Full of apples, coconut and nuts; moist and not-too-sweet; THIS I’ve baked throughout my life since it’s so easy.  A couple years ago I was able to send it back to Aunt Cathy when she either lost her recipe or her memory of it. So, in her honor, here's a cake from the 1970's which I've also made into over-sized muffins and individual mini-cakes. Give it a try; you won’t be sorry.

Catherine Pritchard's Apple Pound Cake

Beat the following together in a large bowl:
2 cups sugar
1-1/2 cups Wesson Oil
3 eggs
1 Tbsp. vanilla flavoring

In a separate bowl, mix together:
3 cups plain flour
1 tsp. baking soda
1 tsp. salt
Add to the first mixture.

Mix the following:
3 cups diced apples, peeled
1 cup walnuts (or pecans), chopped
1 cup coconut flakes
Add to the other ingredients.

Pour into greased and floured Bundt, or tube pan.
Bake at 350° for 1 hour 20 minutes.

And remember what they say…bake it with LOVE!

Thank you, Aunt C. We’ll all miss you.

Mar 15, 2018

Venting in California

We’re currently sitting in a rest area on I-5 in California, in what sounds like the middle of a sleet storm. No heat except the gas stove. The furnace is not hooked up for several reasons, and the portable gas heater I picked up in Oregon was left with friends in Texas, since it scared me to use it.

I’m not complaining; just explaining.

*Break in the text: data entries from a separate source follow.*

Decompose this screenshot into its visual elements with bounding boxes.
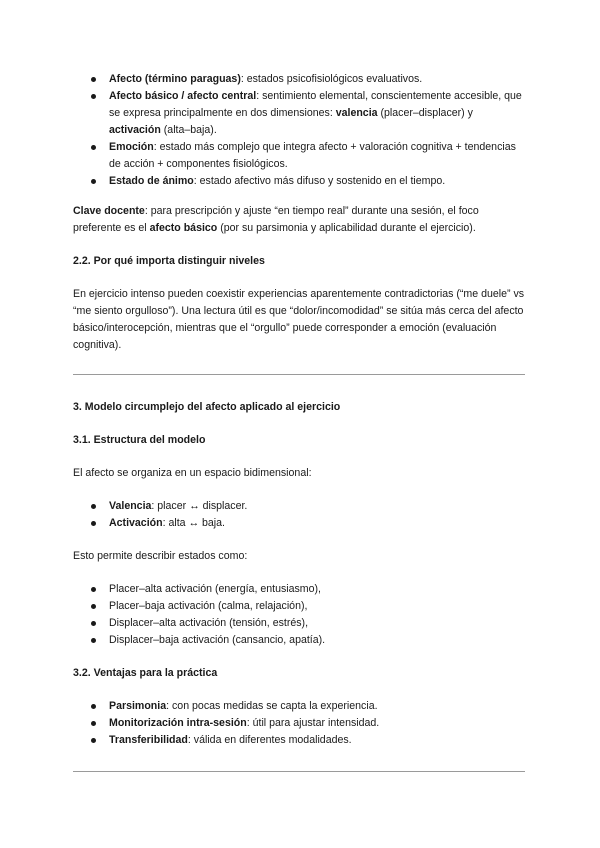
definition: : placer ↔ displacer. [151, 500, 248, 512]
section-heading-3-1: 3.1. Estructura del modelo [73, 434, 206, 446]
dimensions-list [73, 498, 525, 532]
key-note-paragraph [73, 203, 525, 237]
term: Transferibilidad [109, 734, 188, 746]
list-item [73, 698, 525, 715]
term: Activación [109, 517, 163, 529]
term: valencia [335, 107, 378, 119]
paragraph-3-1: El afecto se organiza en un espacio bidimensional: [73, 467, 312, 479]
states-list [73, 581, 525, 649]
list-item: Placer–baja activación (calma, relajación), [73, 598, 525, 615]
paragraph-2-2: En ejercicio intenso pueden coexistir experiencias aparentemente contradictorias (“me duele” vs “me siento orgulloso”). Una lectura útil es que “dolor/incomodidad” se sitúa más cerca del afecto básico/interocepción, mientras que el “orgullo” puede corresponder a emoción (evaluación cognitiva). [73, 288, 525, 351]
definition: : sentimiento elemental, conscientemente accesible, que se expresa principalmente en dos dimensiones: [109, 90, 522, 119]
definition: : estados psicofisiológicos evaluativos. [240, 73, 423, 85]
text: (por su parsimonia y aplicabilidad durante el ejercicio). [217, 222, 476, 234]
definition: : estado afectivo más difuso y sostenido en el tiempo. [193, 175, 446, 187]
term: afecto básico [149, 222, 218, 234]
affect-levels-list [73, 71, 525, 190]
list-item [73, 732, 525, 749]
text: : para prescripción y ajuste “en tiempo real” durante una sesión, el foco preferente es el [73, 205, 479, 234]
term: Monitorización intra-sesión [109, 717, 247, 729]
advantages-list [73, 698, 525, 749]
term: Estado de ánimo [109, 175, 194, 187]
term: Afecto básico / afecto central [109, 90, 257, 102]
list-item [73, 498, 525, 515]
section-heading-3-2: 3.2. Ventajas para la práctica [73, 667, 218, 679]
term: Valencia [109, 500, 152, 512]
list-item [73, 173, 525, 190]
section-heading-3: 3. Modelo circumplejo del afecto aplicado al ejercicio [73, 401, 341, 413]
list-item: Displacer–baja activación (cansancio, apatía). [73, 632, 525, 649]
key-note-label: Clave docente [73, 205, 145, 217]
definition: (placer–displacer) y [377, 107, 473, 119]
list-item [73, 88, 525, 139]
document-content [73, 71, 525, 772]
term: Emoción [109, 141, 154, 153]
list-item [73, 71, 525, 88]
list-item [73, 515, 525, 532]
definition: : alta ↔ baja. [162, 517, 225, 529]
definition: : válida en diferentes modalidades. [187, 734, 352, 746]
section-divider [73, 771, 525, 772]
term: Parsimonia [109, 700, 167, 712]
section-heading-2-2: 2.2. Por qué importa distinguir niveles [73, 255, 265, 267]
definition: (alta–baja). [160, 124, 217, 136]
list-item [73, 139, 525, 173]
definition: : útil para ajustar intensidad. [246, 717, 380, 729]
list-item: Placer–alta activación (energía, entusiasmo), [73, 581, 525, 598]
term: activación [109, 124, 161, 136]
list-item [73, 715, 525, 732]
definition: : con pocas medidas se capta la experiencia. [166, 700, 378, 712]
list-item: Displacer–alta activación (tensión, estrés), [73, 615, 525, 632]
term: Afecto (término paraguas) [109, 73, 241, 85]
definition: : estado más complejo que integra afecto + valoración cognitiva + tendencias de acción + componentes fisiológicos. [109, 141, 516, 170]
states-intro: Esto permite describir estados como: [73, 550, 248, 562]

People want to read about my interesting road adventures; well, what’s often entertaining to you is a pain in the como-se-llama to me, at least at the time.

Mar 12, 2018

My Routes Have No Access

I’d forgotten that at least once during a road trip you’re likely to kick yourself for a bad direction decision, and I’ve had mine pretty much out of the gate.

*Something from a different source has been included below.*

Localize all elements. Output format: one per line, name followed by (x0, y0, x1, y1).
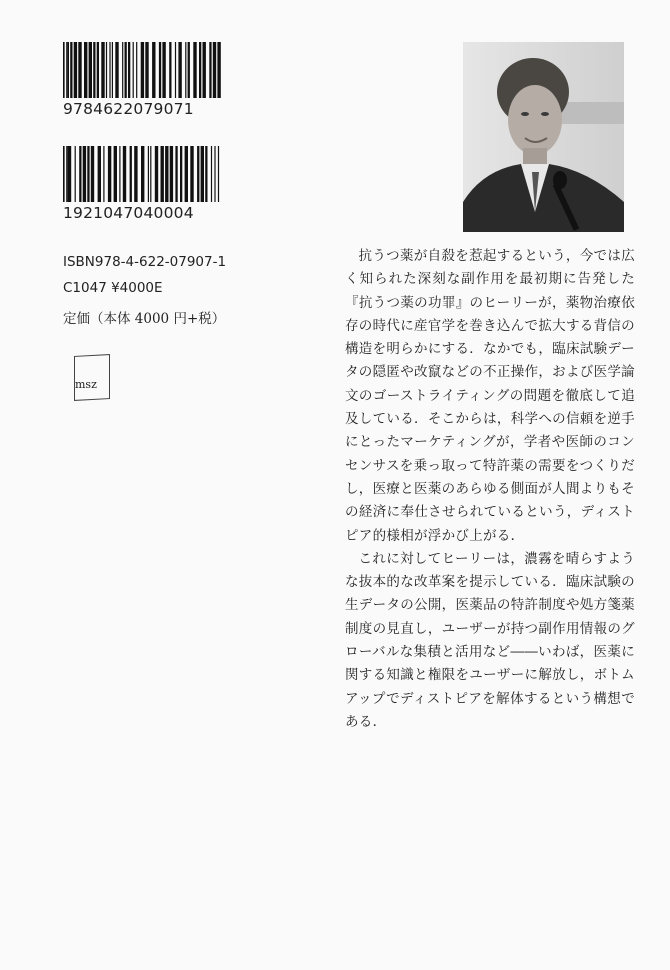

I never should have left I-10 for Pecos. From there the road to Carlsbad turned into a migraine, complete with Brontosaurus-size trucks, potholes rivaling only New York State and pebbles just waiting to nick your windshield. I tried getting off early but the side road was worse, and damned if I wasn’t heading back to El Paso.

Too late to do much else. After filling the tank at a generic station in Nowhere-land the sign said No Services for 150 miles. My tank is 17 gallons and I’ve never accurately gauged my mileage, because I haven’t wanted to compare my estimated 10 mpg to the 12-15 of other Warrior drivers. But I was never put to the test.

I pulled over early because headwinds kept me in one place. There was no cell phone or Internet reception and hardly anyone on the road to begin with. Better wait until morning when the winds should be lighter.

Mar 8, 2018

It's Called 'Tacking'

I've been driving for two days and I'm still in Texas. I don't know what else to say.

I left Austin and took a nice secondary road through the Texas Hill Country. If you're a wine buff you'll think you died and went to heaven; one wine-tasting vineyard after another. Smack dab in the middle of Texas, imagine!

290W dropped me on to I-10 heading for El Paso; but as I drove and drove through what only appears to be nothing-land, I quickly tired of the Interstate and battling broadside winds.

So I veered from my track and headed in a diagonal direction to Pecos (pronounced Pay-cos, I was corrected right away). Never been, and I've been to El Paso more than once.  From here it's any woman's guess; after all, as long as I head West I'll eventually hit water.